Pour ces audiences, la Préfecture n’envoie même pas de représentant à la barre du tribunal à la Joliette, à Marseille. Ses conclusions sont expédiées par mail au juge. À l’appel du dossier d’Helena, hébergée dans un logement de la cité d’Air Bel, son avocate Juliette Grebaut interpelle le magistrat sur l’argumentaire du Préfet qui invoque la saturation des dispositifs d’asile dans les Bouches-du-Rhône. Aucun document n’est fourni par la Préfecture à l’appui de cette affirmation suivant laquelle, en mars et selon une statistique de l’OFI, 152 demandeurs seraient en attente d’hébergement. « Il est impossible d’en vérifier l’authenticité. Je n’ai pas à pallier l’absence probatoire du préfet qui ne se donne même plus la peine d’étayer ses arguments avec des pièces justificatives. Vous lui rappellerez la règle du contradictoire » demande avec vigueur l’avocate.
Sa cliente est une mère isolée avec un enfant de 6 ans et une fille de 18 ans astreinte à une prise en charge médicale. « Cette mère est en situation régulière depuis mars 2024. Elle travaille à temps partiel. Elle justifie de ses attaches en France. Elle n’a eu aucune proposition d’hébergement donc vous rejetterez la requête du préfet. »
La procédure suivante est vite examinée. « La famille a quitté le logement qu’elle occupait à Salon de Provence. Cette famille a pu être orientée vers un centre d’hébergement » explique Me Grebaut qui demande au juge de prononcer un non-lieu.
Le cas de Blessing, que le préfet veut sortir d’un logement de la rue Stanislas Torrent, interpelle. « Elle est déboutée d’asile depuis 4 ans et on vous saisit maintenant ? L’absence d’urgence est patente » souligne son avocate qui rappelle qu’elle conteste en référé l’arrêté de refus de renouvellement de son titre de séjour. La jeune femme est arrivée mineure il y a 9 ans en France. Elle a été régularisée avec son enfant malade. L’avocate plaide les circonstances exceptionnelles devant la densité et la complexité de l’état de santé de sa fille de 7 ans, née prématurée. « Une expulsion avec mise à la rue rendra impossible le suivi médical de l’enfant. Elle n’a pas vocation à rester toute sa vie dans un Cada. Donnez-lui des délais conséquents pour quitter les lieux. Elle ne fait pas la fine bouche. L’envoyer à la Roque d’Anthéron n’aurait pas de sens, sa proximité avec le système de soin est nécessaire. »

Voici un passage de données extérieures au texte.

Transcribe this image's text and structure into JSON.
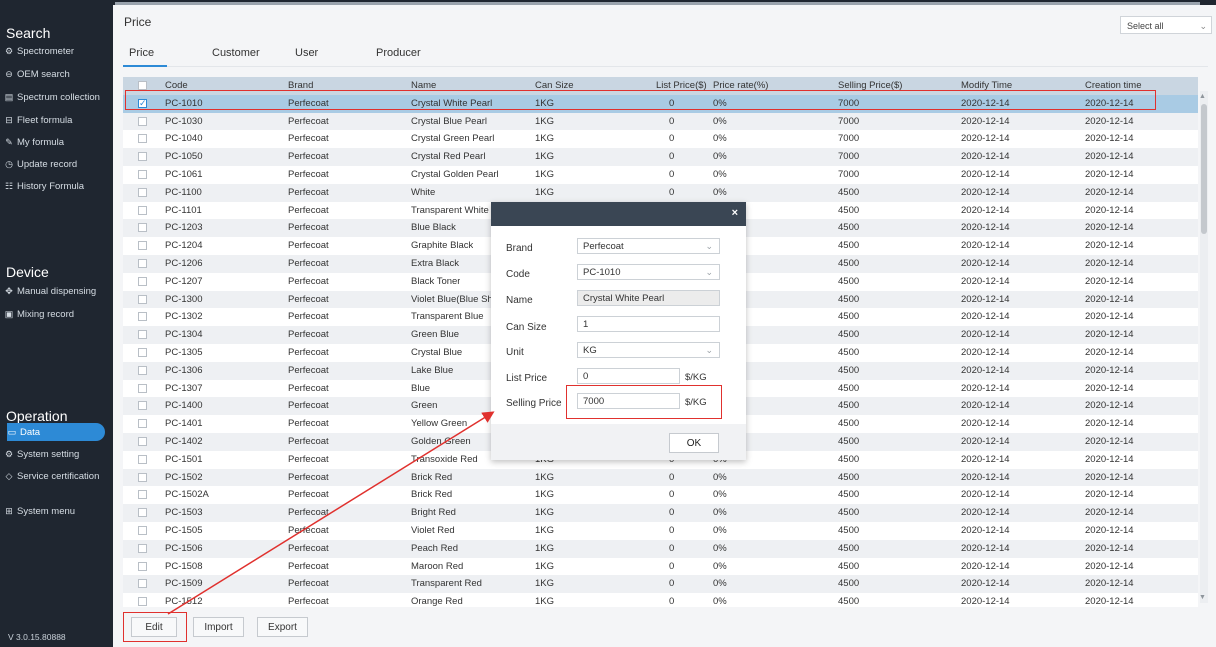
{
  "sidebar": {
    "search_title": "Search",
    "device_title": "Device",
    "operation_title": "Operation",
    "search_items": [
      {
        "label": "Spectrometer",
        "icon": "spectrometer-icon"
      },
      {
        "label": "OEM search",
        "icon": "oem-icon"
      },
      {
        "label": "Spectrum collection",
        "icon": "spectrum-icon"
      },
      {
        "label": "Fleet formula",
        "icon": "fleet-icon"
      },
      {
        "label": "My formula",
        "icon": "edit-icon"
      },
      {
        "label": "Update record",
        "icon": "clock-icon"
      },
      {
        "label": "History Formula",
        "icon": "history-icon"
      }
    ],
    "device_items": [
      {
        "label": "Manual dispensing",
        "icon": "dispense-icon"
      },
      {
        "label": "Mixing record",
        "icon": "record-icon"
      }
    ],
    "operation_items": [
      {
        "label": "Data",
        "icon": "data-icon",
        "active": true
      },
      {
        "label": "System setting",
        "icon": "gear-icon"
      },
      {
        "label": "Service certification",
        "icon": "shield-icon"
      },
      {
        "label": "System menu",
        "icon": "grid-icon"
      }
    ],
    "version": "V 3.0.15.80888",
    "colors": {
      "background": "#1f2630",
      "active": "#2d8ad6"
    }
  },
  "header": {
    "title": "Price",
    "select_all": "Select all",
    "tabs": [
      "Price",
      "Customer",
      "User",
      "Producer"
    ]
  },
  "table": {
    "columns": [
      "Code",
      "Brand",
      "Name",
      "Can Size",
      "List Price($)",
      "Price rate(%)",
      "Selling Price($)",
      "Modify Time",
      "Creation time"
    ],
    "rows": [
      [
        "PC-1010",
        "Perfecoat",
        "Crystal White Pearl",
        "1KG",
        "0",
        "0%",
        "7000",
        "2020-12-14",
        "2020-12-14"
      ],
      [
        "PC-1030",
        "Perfecoat",
        "Crystal Blue Pearl",
        "1KG",
        "0",
        "0%",
        "7000",
        "2020-12-14",
        "2020-12-14"
      ],
      [
        "PC-1040",
        "Perfecoat",
        "Crystal Green Pearl",
        "1KG",
        "0",
        "0%",
        "7000",
        "2020-12-14",
        "2020-12-14"
      ],
      [
        "PC-1050",
        "Perfecoat",
        "Crystal Red Pearl",
        "1KG",
        "0",
        "0%",
        "7000",
        "2020-12-14",
        "2020-12-14"
      ],
      [
        "PC-1061",
        "Perfecoat",
        "Crystal Golden Pearl",
        "1KG",
        "0",
        "0%",
        "7000",
        "2020-12-14",
        "2020-12-14"
      ],
      [
        "PC-1100",
        "Perfecoat",
        "White",
        "1KG",
        "0",
        "0%",
        "4500",
        "2020-12-14",
        "2020-12-14"
      ],
      [
        "PC-1101",
        "Perfecoat",
        "Transparent White",
        "",
        "",
        "",
        "4500",
        "2020-12-14",
        "2020-12-14"
      ],
      [
        "PC-1203",
        "Perfecoat",
        "Blue Black",
        "",
        "",
        "",
        "4500",
        "2020-12-14",
        "2020-12-14"
      ],
      [
        "PC-1204",
        "Perfecoat",
        "Graphite Black",
        "",
        "",
        "",
        "4500",
        "2020-12-14",
        "2020-12-14"
      ],
      [
        "PC-1206",
        "Perfecoat",
        "Extra Black",
        "",
        "",
        "",
        "4500",
        "2020-12-14",
        "2020-12-14"
      ],
      [
        "PC-1207",
        "Perfecoat",
        "Black Toner",
        "",
        "",
        "",
        "4500",
        "2020-12-14",
        "2020-12-14"
      ],
      [
        "PC-1300",
        "Perfecoat",
        "Violet Blue(Blue Sh",
        "",
        "",
        "",
        "4500",
        "2020-12-14",
        "2020-12-14"
      ],
      [
        "PC-1302",
        "Perfecoat",
        "Transparent Blue",
        "",
        "",
        "",
        "4500",
        "2020-12-14",
        "2020-12-14"
      ],
      [
        "PC-1304",
        "Perfecoat",
        "Green Blue",
        "",
        "",
        "",
        "4500",
        "2020-12-14",
        "2020-12-14"
      ],
      [
        "PC-1305",
        "Perfecoat",
        "Crystal Blue",
        "",
        "",
        "",
        "4500",
        "2020-12-14",
        "2020-12-14"
      ],
      [
        "PC-1306",
        "Perfecoat",
        "Lake Blue",
        "",
        "",
        "",
        "4500",
        "2020-12-14",
        "2020-12-14"
      ],
      [
        "PC-1307",
        "Perfecoat",
        "Blue",
        "",
        "",
        "",
        "4500",
        "2020-12-14",
        "2020-12-14"
      ],
      [
        "PC-1400",
        "Perfecoat",
        "Green",
        "",
        "",
        "",
        "4500",
        "2020-12-14",
        "2020-12-14"
      ],
      [
        "PC-1401",
        "Perfecoat",
        "Yellow Green",
        "",
        "",
        "",
        "4500",
        "2020-12-14",
        "2020-12-14"
      ],
      [
        "PC-1402",
        "Perfecoat",
        "Golden Green",
        "",
        "",
        "",
        "4500",
        "2020-12-14",
        "2020-12-14"
      ],
      [
        "PC-1501",
        "Perfecoat",
        "Transoxide Red",
        "1KG",
        "0",
        "0%",
        "4500",
        "2020-12-14",
        "2020-12-14"
      ],
      [
        "PC-1502",
        "Perfecoat",
        "Brick Red",
        "1KG",
        "0",
        "0%",
        "4500",
        "2020-12-14",
        "2020-12-14"
      ],
      [
        "PC-1502A",
        "Perfecoat",
        "Brick Red",
        "1KG",
        "0",
        "0%",
        "4500",
        "2020-12-14",
        "2020-12-14"
      ],
      [
        "PC-1503",
        "Perfecoat",
        "Bright Red",
        "1KG",
        "0",
        "0%",
        "4500",
        "2020-12-14",
        "2020-12-14"
      ],
      [
        "PC-1505",
        "Perfecoat",
        "Violet Red",
        "1KG",
        "0",
        "0%",
        "4500",
        "2020-12-14",
        "2020-12-14"
      ],
      [
        "PC-1506",
        "Perfecoat",
        "Peach Red",
        "1KG",
        "0",
        "0%",
        "4500",
        "2020-12-14",
        "2020-12-14"
      ],
      [
        "PC-1508",
        "Perfecoat",
        "Maroon Red",
        "1KG",
        "0",
        "0%",
        "4500",
        "2020-12-14",
        "2020-12-14"
      ],
      [
        "PC-1509",
        "Perfecoat",
        "Transparent Red",
        "1KG",
        "0",
        "0%",
        "4500",
        "2020-12-14",
        "2020-12-14"
      ],
      [
        "PC-1512",
        "Perfecoat",
        "Orange Red",
        "1KG",
        "0",
        "0%",
        "4500",
        "2020-12-14",
        "2020-12-14"
      ]
    ],
    "selected_row": 0,
    "colors": {
      "header": "#c9d6e2",
      "selected": "#a9cbe4",
      "stripe": "#eef0f3"
    }
  },
  "buttons": {
    "edit": "Edit",
    "import": "Import",
    "export": "Export"
  },
  "dialog": {
    "close": "×",
    "brand_label": "Brand",
    "brand_value": "Perfecoat",
    "code_label": "Code",
    "code_value": "PC-1010",
    "name_label": "Name",
    "name_value": "Crystal White Pearl",
    "can_size_label": "Can Size",
    "can_size_value": "1",
    "unit_label": "Unit",
    "unit_value": "KG",
    "list_price_label": "List Price",
    "list_price_value": "0",
    "list_price_unit": "$/KG",
    "selling_price_label": "Selling Price",
    "selling_price_value": "7000",
    "selling_price_unit": "$/KG",
    "ok": "OK"
  },
  "annotation_color": "#e0312e"
}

Comment chasser de son logis Kadiatou et ses enfants du 32 rue de Crimée ? Me Julie Grebaut insiste sur « la vulnérabilité de cette mère isolée avec deux enfants de 1 an et 2 ans. Le papa qui ne s’investit pas n’est même pas à Marseille. Elle est proactive dans ses démarches de renouvellement. Elle frappe à toutes les portes ». L’avocate demande a minima un sursis à exécution d’une expulsion à l’initiative d’un « préfet qui ne saurait se défaire de sa responsabilité sur le Département dans le manque de places d’hébergement ».
Cinquième dossier avec Mariam dont les accompagnantes du Cada soulignent la fragilité psychologique de cette mère isolée de 20 ans avec un enfant d’un an. « Une mise à la rue aurait des conséquences disproportionnées pour elle et son enfant » argumente Me Grebaut qui demande un sursis jusqu’à son orientation vers une structure.
Aïcha, 22 ans et Aboubakar, 27 ans, débarquent de Miramas en train en poussant le landau du bébé de 18 mois au pied du juge. La mère enceinte est épuisée et peine à se lever. Ayant un refus d’asile, le préfet veut les expulser de ce Cada éloigné où ils sont depuis janvier 2025. Leur avocate n’est pas là. « Y a pas de traducteur ? » demande Aïcha. « Non, ce n’est pas prévu, mais vous n’êtes pas obligée de parler. J’ai lu le mémoire de votre avocate » dit le juge. « On tape beaucoup de portes. On appelle le 115 pour nous aider, mais y a rien. Je suis malade et enceinte de 6 mois. Je ne sais pas où on va… On veut rester dans le Cada s’il vous plaît ». Elle pleure, pose sa tête sur l’épaule de son mari qui lui caresse les cheveux. « Allez courage ! Vous pouvez y aller » conclut le juge qui rendra ses délibérés la semaine prochaine.